Hot money turns from stocks to farmland
Star Tribune: "Over the past decade, U.S. farmland has returned an average of 15.5 percent a year. ... That compares with about 4.1 percent for the Standard & Poor's 500 stock index and about 1.8 percent for 90-day government bonds. Gold? About 19 percent."
Marsalis returns to Winona for classical recital
La Crosse Tribune: "World-class jazz saxophonist Branford Marsalis will embark on a new journey in the world of classical music at the 2012 Minnesota Beethoven Festival."
Economic punch of Target Field tailing off
Star Tribune: "Tax revenue is down, but new ballpark is still a good draw to downtown restaurants and bars."
Tim Pawlenty, on if he'd serve as VP on the Romney ticket: "I've really encouraged folks to look at other prospects" (Face the Nation).
The U.S. Army Corps of Engineers will preview initial design work for the Red River flood diversion project Tuesday at public meeting in Fargo.
Designers are starting at the end of the diversion channel and working back to the beginning. At the meeting, they'll preview a four-mile section of the 36-mile-long diversion which is designed to reduce flood risk for Fargo Moorhead.
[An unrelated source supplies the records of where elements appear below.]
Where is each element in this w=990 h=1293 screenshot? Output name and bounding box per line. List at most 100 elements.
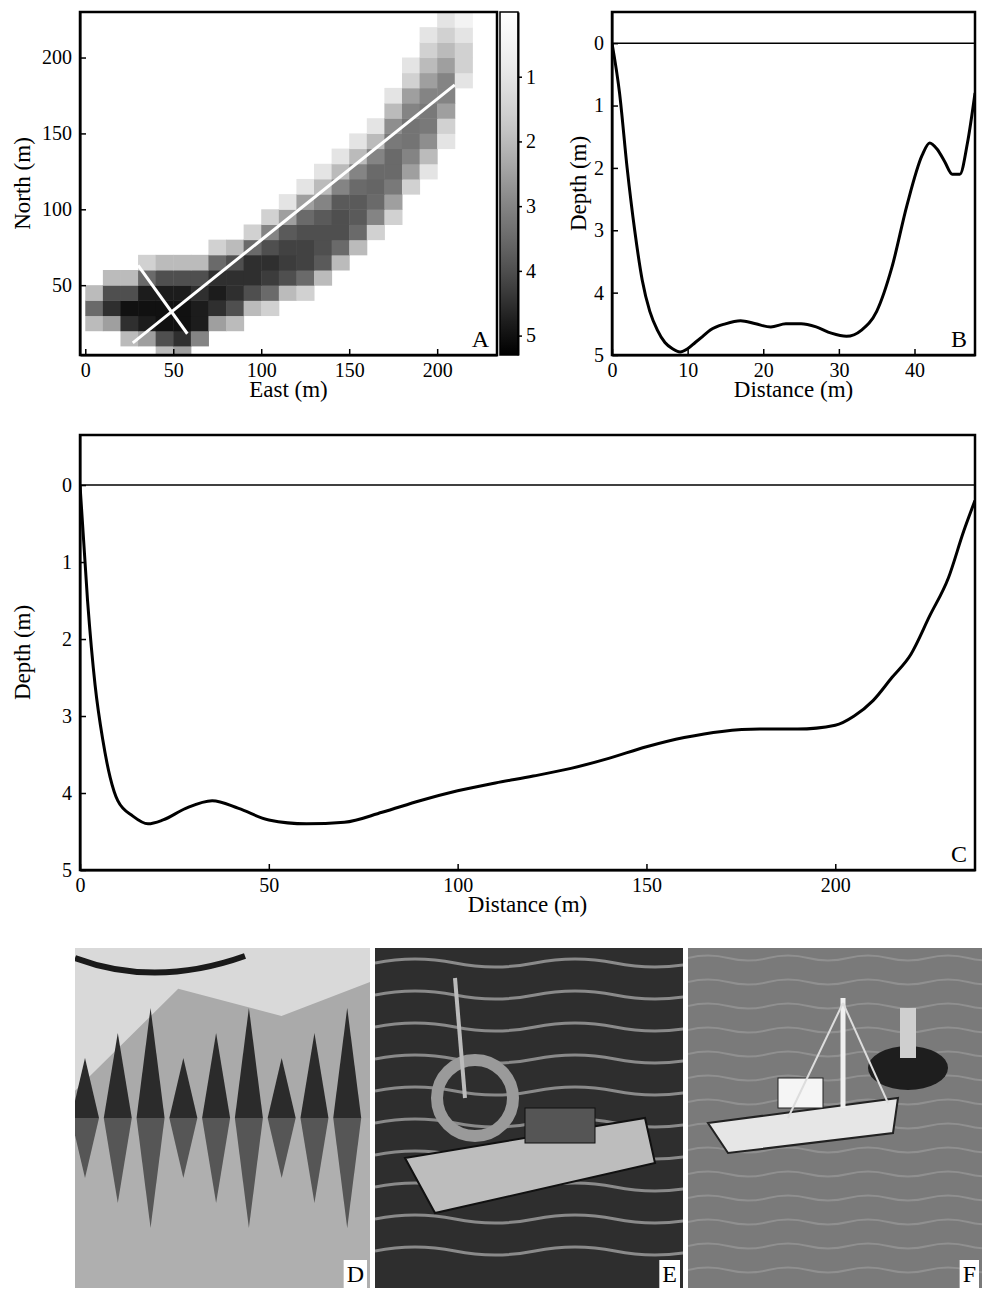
- tick-label: 2: [62, 628, 72, 650]
- depth-cell: [402, 179, 420, 195]
- depth-cell: [191, 331, 209, 347]
- y-axis-title: North (m): [10, 137, 35, 230]
- plot-frame: [80, 12, 497, 355]
- tick-label: 10: [678, 359, 698, 381]
- depth-cell: [332, 149, 350, 165]
- transect-line: [138, 265, 187, 333]
- ripple: [688, 1244, 982, 1249]
- depth-cell: [420, 149, 438, 165]
- panel-letter-group: B: [948, 325, 970, 353]
- panel-letter: F: [963, 1261, 976, 1287]
- depth-cell: [103, 316, 121, 332]
- wave: [375, 1247, 683, 1255]
- panel-0: 1234505010015020050100150200East (m)Nort…: [10, 12, 537, 402]
- depth-cell: [420, 118, 438, 134]
- depth-cell: [420, 164, 438, 180]
- panel-letter-background: [948, 325, 970, 353]
- depth-cell: [296, 209, 314, 225]
- water: [688, 948, 982, 1288]
- tick-label: 5: [526, 324, 536, 346]
- depth-cell: [349, 224, 367, 240]
- depth-cell: [279, 224, 297, 240]
- ripple: [688, 1028, 982, 1033]
- panel-letter-background: [948, 840, 970, 868]
- axis-line: [518, 13, 520, 356]
- tick: 3: [594, 219, 618, 241]
- depth-profile: [612, 43, 975, 352]
- boat-mast: [455, 978, 465, 1098]
- tick-label: 2: [526, 130, 536, 152]
- depth-cell: [314, 209, 332, 225]
- y-axis: 012345: [594, 13, 618, 366]
- tick-label: 50: [259, 874, 279, 896]
- depth-cell: [367, 164, 385, 180]
- depth-cell: [208, 270, 226, 286]
- tick-label: 5: [594, 344, 604, 366]
- depth-cell: [279, 255, 297, 271]
- panel-letter-background: [659, 1260, 680, 1288]
- depth-cell: [314, 255, 332, 271]
- depth-cell: [261, 240, 279, 256]
- depth-cell: [85, 316, 103, 332]
- tick: 0: [594, 32, 618, 54]
- depth-cell: [420, 73, 438, 89]
- depth-cell: [455, 73, 473, 89]
- photo-panel: F: [688, 948, 990, 1288]
- figure: 1234505010015020050100150200East (m)Nort…: [0, 0, 990, 1293]
- depth-cell: [296, 255, 314, 271]
- panel-1: 010203040012345Distance (m)Depth (m)B: [566, 12, 976, 402]
- plot-background: [612, 12, 975, 355]
- tick-label: 0: [594, 32, 604, 54]
- depth-cell: [384, 103, 402, 119]
- depth-cell: [138, 316, 156, 332]
- depth-cell: [191, 300, 209, 316]
- tree: [235, 1008, 263, 1118]
- depth-cell: [261, 209, 279, 225]
- depth-cell: [173, 331, 191, 347]
- depth-cell: [367, 179, 385, 195]
- depth-cell: [226, 300, 244, 316]
- boat-mast: [841, 998, 846, 1108]
- ripple: [688, 1172, 982, 1177]
- depth-cell: [420, 27, 438, 43]
- tick-label: 50: [52, 274, 72, 296]
- mountain: [75, 982, 370, 1118]
- depth-cell: [120, 270, 138, 286]
- depth-cell: [156, 270, 174, 286]
- photo-illustration: [688, 948, 982, 1288]
- tick-label: 4: [62, 782, 72, 804]
- transect-line: [133, 85, 455, 343]
- panel-2: 050100150200012345Distance (m)Depth (m)C: [10, 435, 976, 917]
- tick: 3: [62, 705, 86, 727]
- tick-label: 5: [62, 859, 72, 881]
- depth-cell: [261, 270, 279, 286]
- tick: 0: [62, 474, 86, 496]
- ripple: [688, 1220, 982, 1225]
- depth-cell: [208, 285, 226, 301]
- depth-cell: [455, 58, 473, 74]
- depth-cell: [208, 300, 226, 316]
- depth-cell: [296, 179, 314, 195]
- depth-cell: [156, 331, 174, 347]
- depth-cell: [455, 12, 473, 28]
- tick-label: 0: [62, 474, 72, 496]
- depth-cell: [156, 255, 174, 271]
- depth-cell: [332, 209, 350, 225]
- depth-cell: [384, 179, 402, 195]
- tick: 2: [594, 157, 618, 179]
- depth-cell: [296, 224, 314, 240]
- x-axis-title: East (m): [249, 377, 328, 402]
- marks: [612, 43, 975, 352]
- depth-cell: [402, 149, 420, 165]
- marks: [85, 12, 473, 355]
- depth-cell: [314, 240, 332, 256]
- tick-label: 0: [608, 359, 618, 381]
- depth-cell: [367, 194, 385, 210]
- tree: [137, 1008, 165, 1118]
- depth-cell: [437, 118, 455, 134]
- depth-cell: [103, 300, 121, 316]
- panel-letter: E: [662, 1261, 677, 1287]
- ripple: [688, 1100, 982, 1105]
- panel-letter: B: [951, 326, 967, 352]
- panel-letter-background: [960, 1260, 979, 1288]
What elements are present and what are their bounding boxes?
The nearly $2 billion project can't be constructed until Congress authorizes construction and funds the federal share of the project. Congress has provided funding for initial design work.
The federal government would pay about $800 million of the project cost; state and local governments need to pay the rest. If the project receives congressional approval, construction would take about a decade.
The Corps of Engineers is also holding an information meeting on June 27 in Fargo for contractors interested in learning more about the project.